Bien entendu, pour le plaisir de jeu, les échelles de puissance entre les personnages ne sont absolument pas respectées. Les humains se mesurent à des dieux et des méta-humains sans le moindre problème. J’aurais aimé que les développeurs poussent le vice jusqu’à incorporer certaines caractéristiques des personnages pour rendre les affrontements plus stratégiques. Par exemple, la faiblesse de Superman envers la kryptonite et la magie aurait pu être exploitée, tout comme le faire combattre dans un environnement nocturne aurait pu faire diminuer ses pouvoirs.

Il y avait beaucoup de possibilités à ce niveau-là. Mais les concepteurs ont préféré miser sur les forces, plutôt que sur les faiblesses. Les célèbres Fatalities ont donc laissé place à des coups spéciaux qui tirent parti des pouvoirs, ou des gadgets, dont disposent les personnages. Cela donne lieu à des cinématiques impressionnantes en termes d’enchainements de coups, et de destruction du décor avec des véhicules. Qu’il s’agisse de l’asile d’Arkham ou de la tour de garde de la Justice League, ces arènes sur plusieurs niveaux sont remplies de clin d’oeil aux comics. Pour peu que l’on sache où regarder.
Les affrontements sont tellement intenses qu’il est parfois difficile de repérer les easter eggs dans les coins de l’écran. Plus encore lorsque l’on se bat contre son double. Le résultat est souvent brouillon et l’on s’y perd pour savoir quel est notre personnage. Fort heureusement, il est possible de choisir entre plusieurs skins (dont toute une flopée issue des comics), sauf dans le mode histoire. Ce dernier a beau imposer les costumes, leur design a bénéficié d’une belle réinvention. Ils ne sont pas sans rappeler les sublimes figurines de la gamme Play Art Kai pour leur côté stylisé à outrance.
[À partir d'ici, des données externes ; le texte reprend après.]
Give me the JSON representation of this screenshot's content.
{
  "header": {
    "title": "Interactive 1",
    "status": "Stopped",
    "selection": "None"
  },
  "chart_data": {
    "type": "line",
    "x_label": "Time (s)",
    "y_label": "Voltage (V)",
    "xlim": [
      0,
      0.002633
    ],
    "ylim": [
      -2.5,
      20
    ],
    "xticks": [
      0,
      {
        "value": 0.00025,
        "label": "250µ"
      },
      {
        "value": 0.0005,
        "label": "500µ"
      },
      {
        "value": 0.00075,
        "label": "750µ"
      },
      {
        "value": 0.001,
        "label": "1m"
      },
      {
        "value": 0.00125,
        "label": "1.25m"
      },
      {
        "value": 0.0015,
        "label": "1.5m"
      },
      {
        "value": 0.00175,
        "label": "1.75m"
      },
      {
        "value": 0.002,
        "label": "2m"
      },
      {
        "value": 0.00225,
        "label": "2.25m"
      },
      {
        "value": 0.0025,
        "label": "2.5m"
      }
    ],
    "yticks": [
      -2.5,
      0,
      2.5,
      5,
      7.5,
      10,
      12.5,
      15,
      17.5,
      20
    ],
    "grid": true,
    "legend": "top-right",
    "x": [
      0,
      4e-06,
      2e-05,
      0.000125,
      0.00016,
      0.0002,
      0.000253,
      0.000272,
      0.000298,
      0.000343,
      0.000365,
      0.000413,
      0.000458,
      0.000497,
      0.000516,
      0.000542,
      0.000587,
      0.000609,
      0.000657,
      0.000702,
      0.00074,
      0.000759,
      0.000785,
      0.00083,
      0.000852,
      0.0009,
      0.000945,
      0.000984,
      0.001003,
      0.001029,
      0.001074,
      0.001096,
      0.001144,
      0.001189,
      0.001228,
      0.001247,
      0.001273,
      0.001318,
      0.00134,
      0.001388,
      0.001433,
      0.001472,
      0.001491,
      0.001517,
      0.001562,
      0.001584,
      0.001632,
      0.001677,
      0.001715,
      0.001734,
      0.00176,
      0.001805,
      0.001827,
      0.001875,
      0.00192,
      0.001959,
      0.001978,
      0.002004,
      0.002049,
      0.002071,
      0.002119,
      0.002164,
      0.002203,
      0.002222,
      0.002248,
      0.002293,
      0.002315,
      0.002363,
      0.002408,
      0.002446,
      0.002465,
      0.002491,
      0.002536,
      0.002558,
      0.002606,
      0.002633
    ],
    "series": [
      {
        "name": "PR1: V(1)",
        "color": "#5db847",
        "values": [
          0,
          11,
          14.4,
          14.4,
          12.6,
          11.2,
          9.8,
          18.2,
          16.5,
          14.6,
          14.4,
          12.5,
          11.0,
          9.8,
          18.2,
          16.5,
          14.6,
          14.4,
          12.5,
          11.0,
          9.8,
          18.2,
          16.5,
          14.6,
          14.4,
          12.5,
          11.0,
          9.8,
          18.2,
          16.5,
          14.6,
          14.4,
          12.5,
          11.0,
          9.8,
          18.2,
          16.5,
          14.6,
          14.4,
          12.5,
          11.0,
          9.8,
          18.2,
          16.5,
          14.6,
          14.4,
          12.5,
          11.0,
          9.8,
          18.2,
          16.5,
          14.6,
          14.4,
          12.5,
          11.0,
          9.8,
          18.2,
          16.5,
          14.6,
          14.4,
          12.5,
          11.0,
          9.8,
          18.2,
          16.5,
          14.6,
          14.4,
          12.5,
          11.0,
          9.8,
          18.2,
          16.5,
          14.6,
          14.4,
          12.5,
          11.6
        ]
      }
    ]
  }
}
Cette liberté dans le visuel, on peut l’attribuer à une timeline différente de celle que l’on connait. Une dimension dans laquelle Lex Luthor ressemble à Bruce Willis pour ce qui restera un fantasme de fan. Le casting vocal français pioche quant à lui dans les adaptations cinématographiques de chez DC: le doubleur de Heath Ledger pour le Joker rencontre alors celui de Ryan Reynolds pour Green Lantern afin de s’échanger quelques punchlines. Cela participe au côté immersif de l’intrigue et son côté blockbuster vidéoludique.
C’est un plus non négligeable compte tenu des histoires à peine développer qui hantent les jeux de combat. Pour le coup, la mythologie de l’éditeur aux deux lettres en ressort grandie, surtout avec les comics Injustice écrits par Tom Taylor. Le scénariste y narre les 5 années séparant l’événement fondateur qui a fait vriller Superman, jusqu’au commencement du jeu. Un background qui a dépassé le stade de simple produit dérivé grâce à la qualité de ses intrigues. Cela ira jusqu’à intriguer le cinéaste Zack Snyder qui s’en inspirera pour son Superman ayant basculé du côté obscur lors des flashforwards intitulés Knightmare.

Il est rare de voir un crossover aussi récent trouver une résonance sur grand écran aussi rapidement. C’est dire l’impact qu’aura eu Injustice: les dieux sont parmi nous sur les personnages qu’il met en scène. Ce jeu permet d’être l’auteur de son propre comics. De répondre à la fameuse question de qui est le plus fort entre tel ou tel personnage. Et cela ne dépend plus seulement de qui l’on souhaite voir gagner, mais de qui tient la deuxième manette. Qu’il s’agisse d’un humain ou de l’ordinateur, les compétences du joueur vont être mises à rude épreuve pour prouver que son poulain est bien digne de l’emporter.